Et c’est là que ça se produit. Dans le couloir, la voix qui récite est arrivée à Sprang, Steward, et Sudby. Dans cette cellule, un homme allongé sur le sol sale dans la longue lumière de l’aube touche finalement le fond, qui est, par définition, le point en dessous duquel on ne peut pas descendre, sauf à trouver une pelle et à se mettre à creuser.

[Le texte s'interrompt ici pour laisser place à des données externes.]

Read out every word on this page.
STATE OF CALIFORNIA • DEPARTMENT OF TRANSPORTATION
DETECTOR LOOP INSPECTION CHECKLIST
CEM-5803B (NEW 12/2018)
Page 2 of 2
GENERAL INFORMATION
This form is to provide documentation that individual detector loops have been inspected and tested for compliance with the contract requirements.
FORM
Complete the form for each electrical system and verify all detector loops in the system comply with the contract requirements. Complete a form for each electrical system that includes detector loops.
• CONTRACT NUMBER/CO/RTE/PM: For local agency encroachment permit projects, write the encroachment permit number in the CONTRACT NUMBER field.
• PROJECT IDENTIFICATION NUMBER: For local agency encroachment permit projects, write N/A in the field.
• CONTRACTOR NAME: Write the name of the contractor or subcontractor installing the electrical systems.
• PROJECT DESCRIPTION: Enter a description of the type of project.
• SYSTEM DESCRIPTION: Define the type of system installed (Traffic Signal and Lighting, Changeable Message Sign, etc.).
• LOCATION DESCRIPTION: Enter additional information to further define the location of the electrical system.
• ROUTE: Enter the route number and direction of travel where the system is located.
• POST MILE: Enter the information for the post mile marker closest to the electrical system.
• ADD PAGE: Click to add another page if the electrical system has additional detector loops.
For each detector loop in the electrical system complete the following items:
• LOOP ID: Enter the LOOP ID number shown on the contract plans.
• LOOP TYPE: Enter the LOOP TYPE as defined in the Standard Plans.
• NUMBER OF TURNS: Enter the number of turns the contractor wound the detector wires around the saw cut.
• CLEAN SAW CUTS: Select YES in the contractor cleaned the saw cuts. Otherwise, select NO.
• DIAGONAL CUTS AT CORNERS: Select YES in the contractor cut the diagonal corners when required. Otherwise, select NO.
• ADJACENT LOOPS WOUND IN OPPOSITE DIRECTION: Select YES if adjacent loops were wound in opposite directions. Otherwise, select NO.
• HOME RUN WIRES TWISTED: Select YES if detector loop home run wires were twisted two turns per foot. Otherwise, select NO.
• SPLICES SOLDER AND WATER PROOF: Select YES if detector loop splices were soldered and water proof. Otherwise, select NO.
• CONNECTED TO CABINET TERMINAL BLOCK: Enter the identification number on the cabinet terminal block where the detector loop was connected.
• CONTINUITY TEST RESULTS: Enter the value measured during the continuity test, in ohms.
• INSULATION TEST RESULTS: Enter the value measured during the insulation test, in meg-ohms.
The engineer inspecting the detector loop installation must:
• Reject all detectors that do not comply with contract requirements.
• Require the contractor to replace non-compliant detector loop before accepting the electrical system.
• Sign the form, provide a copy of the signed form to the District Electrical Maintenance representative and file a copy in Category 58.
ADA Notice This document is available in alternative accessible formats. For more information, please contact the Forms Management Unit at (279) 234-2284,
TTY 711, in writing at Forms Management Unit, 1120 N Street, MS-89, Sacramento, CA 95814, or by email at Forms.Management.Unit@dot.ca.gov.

De là où il est, allongé là et le regard glissant sur le sol, les moutons de poussière ressemblent à des bouquets d’arbres fantomatiques et les tas de crasse, à des collines dans un paysage minier et désertique. Il se dit : On est en quoi, février ? Février 1982 ? Quelque chose comme ça. Eh bien, je vais te dire, je me donne un an pour essayer de me ressaisir et de tout mettre au propre. Une année pour essayer de faire quelque chose – n’importe quoi – pour justifier le risque que ces deux gars ont pris. Si je peux faire quelque chose, je continuerai. Mais si en février 1983 je bois toujours, je me tuerai.
En bas du couloir, la voix est finalement arrivée à Targenfield.
13
Callahan se tut pendant un moment. Il but une gorgée de café, grimaça, et se versa une rasade de cidre, à la place.
— Je savais comment amorcer la remontée. Dieu sait que j’avais connu assez d’ivrognes ayant touché le fond dans les réunions des AA dans l’East Side. Alors quand ils m’ont laissé sortir, j’ai trouvé l’adresse des AA à Topeka, et j’y suis allé tous les jours. Je ne regardais ni en avant, ni en arrière. « Le passé, c’est de l’histoire ancienne, et l’avenir, c’est le mystère », ils disent. Sauf que cette fois, au lieu de m’asseoir au fond de la pièce et de ne rien dire, je me suis forcé à me placer au premier rang, et pendant les présentations, à dire : « Je m’appelle Don C. et je veux m’arrêter de boire. » Je le voulais vraiment, je le voulais chaque jour, mais les AA ont des dictons pour tout, et l’un d’eux est : « Fais semblant, jusqu’au jour où tu y arriveras. » Et petit à petit, j’y suis arrivé. Je me suis réveillé un jour de l’automne 1982 et je me suis rendu compte que je ne voulais vraiment plus boire. La compulsion, comme ils disent, avait disparu.
J’ai changé de décor. Durant la première année de sobriété, on n’est pas censé procéder à des changements radicaux dans sa vie, mais un jour, alors que j’étais dans Cage Park – dans la Roseraie Reinisch, en fait…
Il laissa sa voix se perdre, le regard posé sur eux.
— Quoi ? Vous connaissez cet endroit ? Ne me dites pas que vous connaissez le Reinisch !
— On y est allé, dit Susannah d’un ton calme. On a vu le train miniature.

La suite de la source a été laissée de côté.